Schwäche in China und den USA
Besonders der chinesische Markt bereitet dem Sportwagenhersteller Sorgen. Dort brachen die Auslieferungen um 32 Prozent auf 14.501 Fahrzeuge ein. Das Management priorisierte in diesem schwierigen Umfeld wertorientierte Verkäufe vor reinem Volumen.
In Nordamerika fielen die Zahlen parallel dazu um 13 Prozent. Hier belastete vor allem das Ende der US-Steuervergünstigungen für Elektro- und Hybridfahrzeuge das Geschäft. Auch im europäischen Ausland verzeichnete Porsche einen zweistelligen Rückgang.
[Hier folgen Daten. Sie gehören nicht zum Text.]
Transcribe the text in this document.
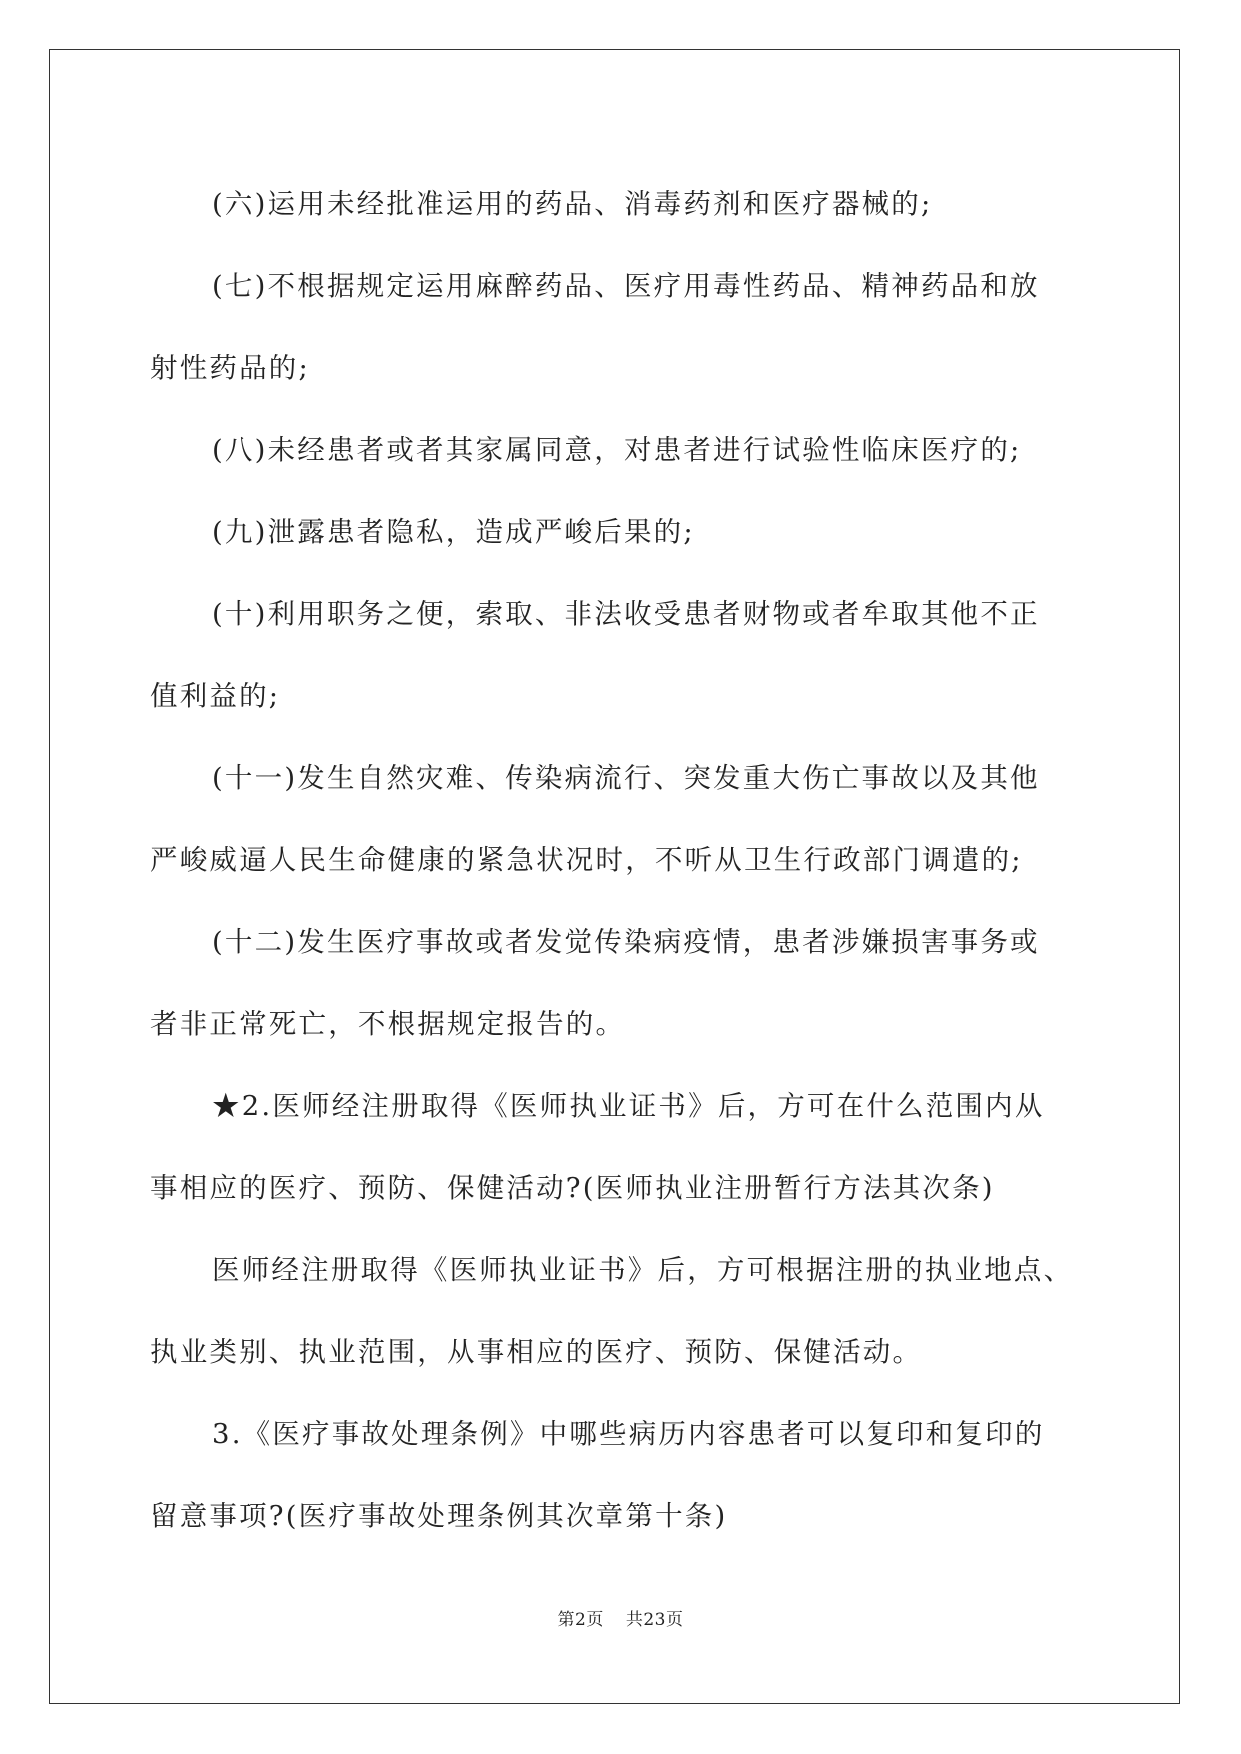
(六)运用未经批准运用的药品、消毒药剂和医疗器械的;

(七)不根据规定运用麻醉药品、医疗用毒性药品、精神药品和放

射性药品的;

(八)未经患者或者其家属同意，对患者进行试验性临床医疗的;

(九)泄露患者隐私，造成严峻后果的;

(十)利用职务之便，索取、非法收受患者财物或者牟取其他不正

值利益的;

(十一)发生自然灾难、传染病流行、突发重大伤亡事故以及其他

严峻威逼人民生命健康的紧急状况时，不听从卫生行政部门调遣的;

(十二)发生医疗事故或者发觉传染病疫情，患者涉嫌损害事务或

者非正常死亡，不根据规定报告的。

★2.医师经注册取得《医师执业证书》后，方可在什么范围内从

事相应的医疗、预防、保健活动?(医师执业注册暂行方法其次条)

医师经注册取得《医师执业证书》后，方可根据注册的执业地点、

执业类别、执业范围，从事相应的医疗、预防、保健活动。

3.《医疗事故处理条例》中哪些病历内容患者可以复印和复印的

留意事项?(医疗事故处理条例其次章第十条)

第2页 共23页
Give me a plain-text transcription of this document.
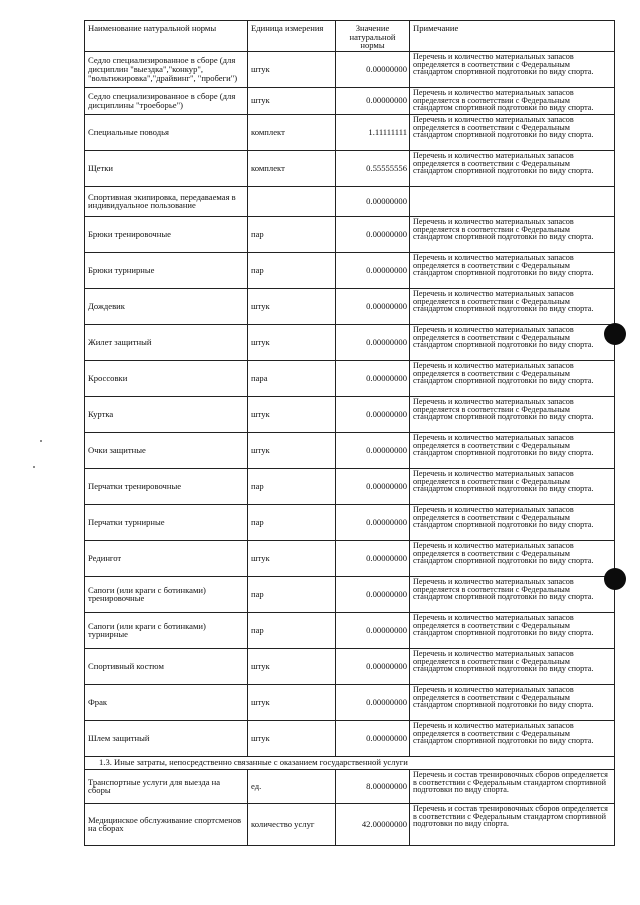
Наименование натуральной нормы	Единица измерения	Значение натуральной нормы	Примечание
Седло специализированное в сборе (для дисциплин "выездка","конкур", "вольтижировка","драйвинг", "пробеги")	штук	0.00000000	Перечень и количество материальных запасов определяется в соответствии с Федеральным стандартом спортивной подготовки по виду спорта.
Седло специализированное в сборе (для дисциплины "троеборье")	штук	0.00000000	Перечень и количество материальных запасов определяется в соответствии с Федеральным стандартом спортивной подготовки по виду спорта.
Специальные поводья	комплект	1.11111111	Перечень и количество материальных запасов определяется в соответствии с Федеральным стандартом спортивной подготовки по виду спорта.
Щетки	комплект	0.55555556	Перечень и количество материальных запасов определяется в соответствии с Федеральным стандартом спортивной подготовки по виду спорта.
Спортивная экипировка, передаваемая в индивидуальное пользование		0.00000000	
Брюки тренировочные	пар	0.00000000	Перечень и количество материальных запасов определяется в соответствии с Федеральным стандартом спортивной подготовки по виду спорта.
Брюки турнирные	пар	0.00000000	Перечень и количество материальных запасов определяется в соответствии с Федеральным стандартом спортивной подготовки по виду спорта.
Дождевик	штук	0.00000000	Перечень и количество материальных запасов определяется в соответствии с Федеральным стандартом спортивной подготовки по виду спорта.
Жилет защитный	штук	0.00000000	Перечень и количество материальных запасов определяется в соответствии с Федеральным стандартом спортивной подготовки по виду спорта.
Кроссовки	пара	0.00000000	Перечень и количество материальных запасов определяется в соответствии с Федеральным стандартом спортивной подготовки по виду спорта.
Куртка	штук	0.00000000	Перечень и количество материальных запасов определяется в соответствии с Федеральным стандартом спортивной подготовки по виду спорта.
Очки защитные	штук	0.00000000	Перечень и количество материальных запасов определяется в соответствии с Федеральным стандартом спортивной подготовки по виду спорта.
Перчатки тренировочные	пар	0.00000000	Перечень и количество материальных запасов определяется в соответствии с Федеральным стандартом спортивной подготовки по виду спорта.
Перчатки турнирные	пар	0.00000000	Перечень и количество материальных запасов определяется в соответствии с Федеральным стандартом спортивной подготовки по виду спорта.
Редингот	штук	0.00000000	Перечень и количество материальных запасов определяется в соответствии с Федеральным стандартом спортивной подготовки по виду спорта.
Сапоги (или краги с ботинками) тренировочные	пар	0.00000000	Перечень и количество материальных запасов определяется в соответствии с Федеральным стандартом спортивной подготовки по виду спорта.
Сапоги (или краги с ботинками) турнирные	пар	0.00000000	Перечень и количество материальных запасов определяется в соответствии с Федеральным стандартом спортивной подготовки по виду спорта.
Спортивный костюм	штук	0.00000000	Перечень и количество материальных запасов определяется в соответствии с Федеральным стандартом спортивной подготовки по виду спорта.
Фрак	штук	0.00000000	Перечень и количество материальных запасов определяется в соответствии с Федеральным стандартом спортивной подготовки по виду спорта.
Шлем защитный	штук	0.00000000	Перечень и количество материальных запасов определяется в соответствии с Федеральным стандартом спортивной подготовки по виду спорта.
1.3. Иные затраты, непосредственно связанные с оказанием государственной услуги			
Транспортные услуги для выезда на сборы	ед.	8.00000000	Перечень и состав тренировочных сборов определяется в соответствии с Федеральным стандартом спортивной подготовки по виду спорта.
Медицинское обслуживание спортсменов на сборах	количество услуг	42.00000000	Перечень и состав тренировочных сборов определяется в соответствии с Федеральным стандартом спортивной подготовки по виду спорта.
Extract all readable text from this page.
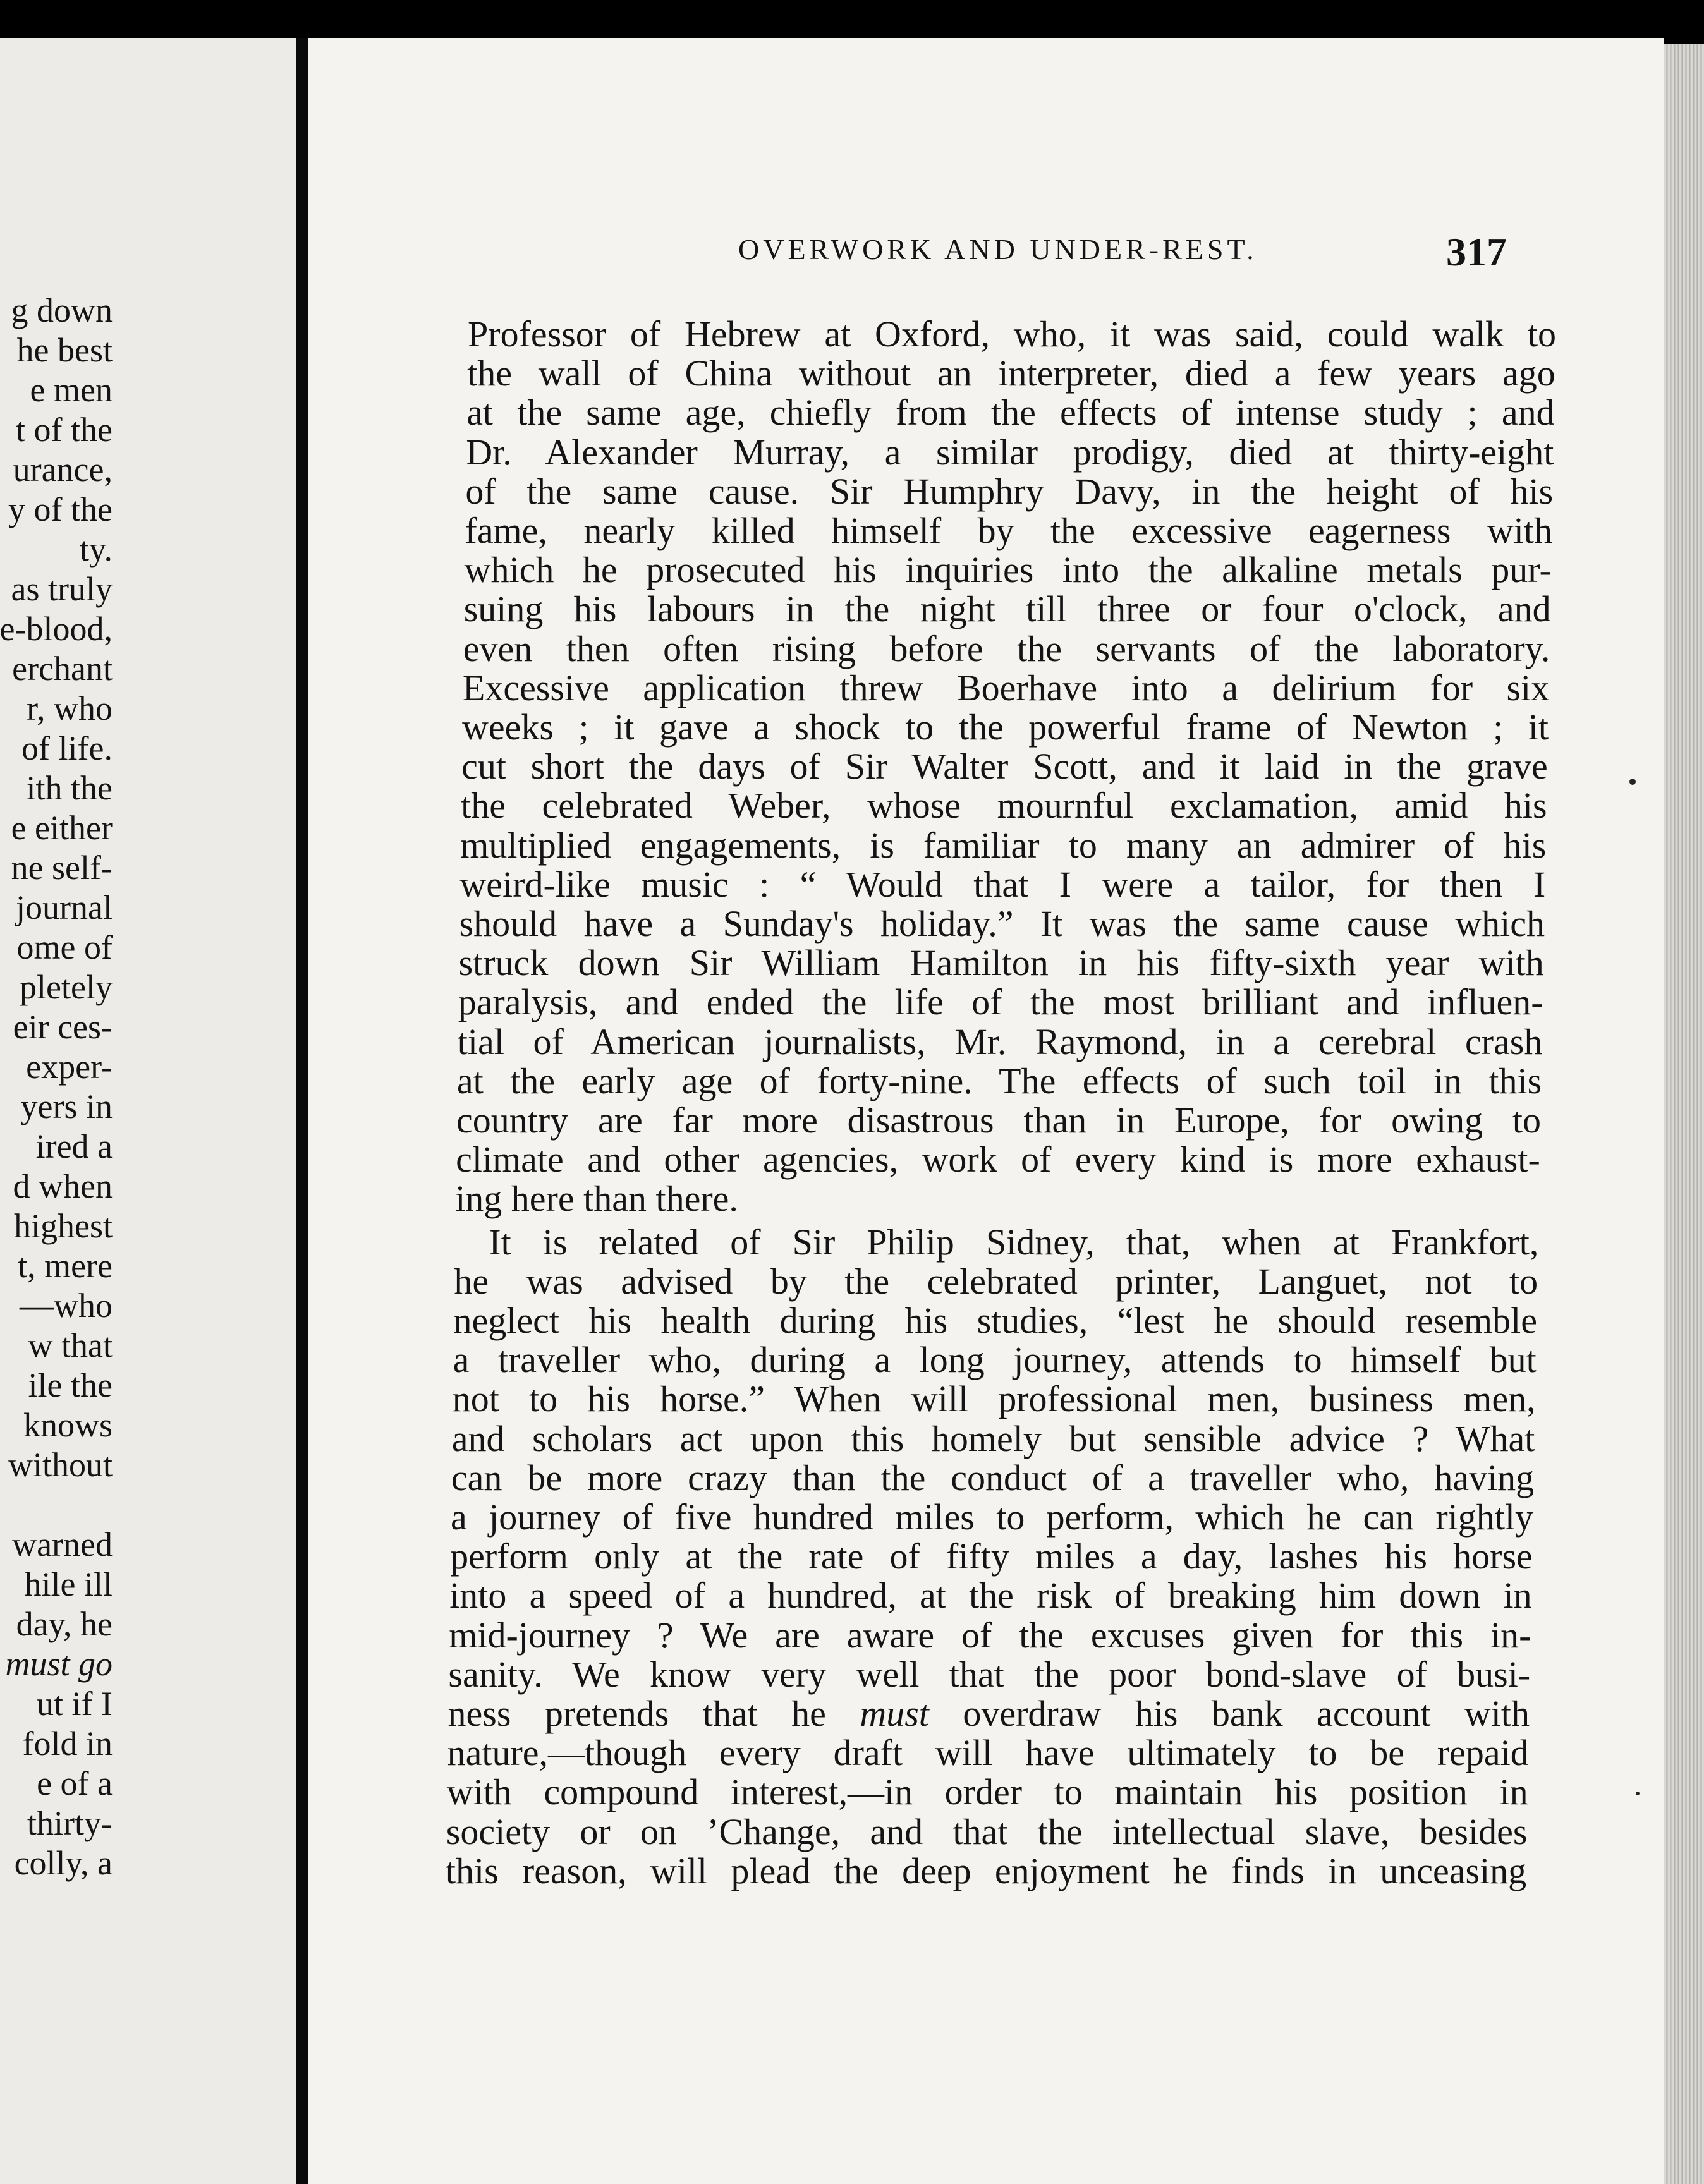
g down
he best
e men
t of the
urance,
y of the
ty.
as truly
e-blood,
erchant
r, who
of life.
ith the
e either
ne self-
journal
ome of
pletely
eir ces-
exper-
yers in
ired a
d when
highest
t, mere
—who
w that
ile the
knows
without
warned
hile ill
day, he
must go
ut if I
fold in
e of a
thirty-
colly, a
OVERWORK AND UNDER-REST.	317
Professor of Hebrew at Oxford, who, it was said, could walk to
the wall of China without an interpreter, died a few years ago
at the same age, chiefly from the effects of intense study ; and
Dr. Alexander Murray, a similar prodigy, died at thirty-eight
of the same cause. Sir Humphry Davy, in the height of his
fame, nearly killed himself by the excessive eagerness with
which he prosecuted his inquiries into the alkaline metals pur-
suing his labours in the night till three or four o'clock, and
even then often rising before the servants of the laboratory.
Excessive application threw Boerhave into a delirium for six
weeks ; it gave a shock to the powerful frame of Newton ; it
cut short the days of Sir Walter Scott, and it laid in the grave
the celebrated Weber, whose mournful exclamation, amid his
multiplied engagements, is familiar to many an admirer of his
weird-like music : “ Would that I were a tailor, for then I
should have a Sunday's holiday.” It was the same cause which
struck down Sir William Hamilton in his fifty-sixth year with
paralysis, and ended the life of the most brilliant and influen-
tial of American journalists, Mr. Raymond, in a cerebral crash
at the early age of forty-nine. The effects of such toil in this
country are far more disastrous than in Europe, for owing to
climate and other agencies, work of every kind is more exhaust-
ing here than there.
It is related of Sir Philip Sidney, that, when at Frankfort,
he was advised by the celebrated printer, Languet, not to
neglect his health during his studies, “lest he should resemble
a traveller who, during a long journey, attends to himself but
not to his horse.” When will professional men, business men,
and scholars act upon this homely but sensible advice ? What
can be more crazy than the conduct of a traveller who, having
a journey of five hundred miles to perform, which he can rightly
perform only at the rate of fifty miles a day, lashes his horse
into a speed of a hundred, at the risk of breaking him down in
mid-journey ? We are aware of the excuses given for this in-
sanity. We know very well that the poor bond-slave of busi-
ness pretends that he must overdraw his bank account with
nature,—though every draft will have ultimately to be repaid
with compound interest,—in order to maintain his position in
society or on ’Change, and that the intellectual slave, besides
this reason, will plead the deep enjoyment he finds in unceasing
Innerhalb der Modellpalette zeigt sich ein gespaltenes Bild. Während der ikonische 911 um 19 Prozent auf über 30.500 Einheiten zulegte, brachen andere Sparten ein. Die Verkäufe beim vollelektrischen Taycan sanken um ein Viertel.
Kursrutsch Richtung Jahrestief
Die Porsche Automobil Holding SE leidet unter der operativen Schwäche ihrer wichtigsten Beteiligung. Die Aktie notiert aktuell bei 2,68 Euro. Damit summiert sich das Minus seit Jahresbeginn auf 33 Prozent.
Der Kurs notiert derzeit rund 35 Prozent unter dem 52-Wochen-Hoch vom Dezember. Mit dem aktuellen Niveau nähert sich das Papier dem Jahrestief von 2,64 Euro. Die Marktkapitalisierung der Holding liegt bei rund 8,45 Milliarden Euro.
Das Management forciert nun die Kooperation mit Audi bei neuen Fahrzeugplattformen. Ziel ist eine deutliche Senkung der Produktionskosten für Elektroautos und Verbrenner. Weitere Details zur langfristigen Konzernstrategie folgen auf einem Kapitalmarkttag im späteren Jahresverlauf.
Die Markteinführung des elektrischen Cayenne bildet den nächsten wichtigen Meilenstein für die Stuttgarter. Eine nachhaltige Erholung der Aktie hängt jedoch massiv von einer Nachfragebelebung im China-Geschäft ab. Bis dahin bleibt der Abwärtsdruck auf die Holding-Titel bestehen.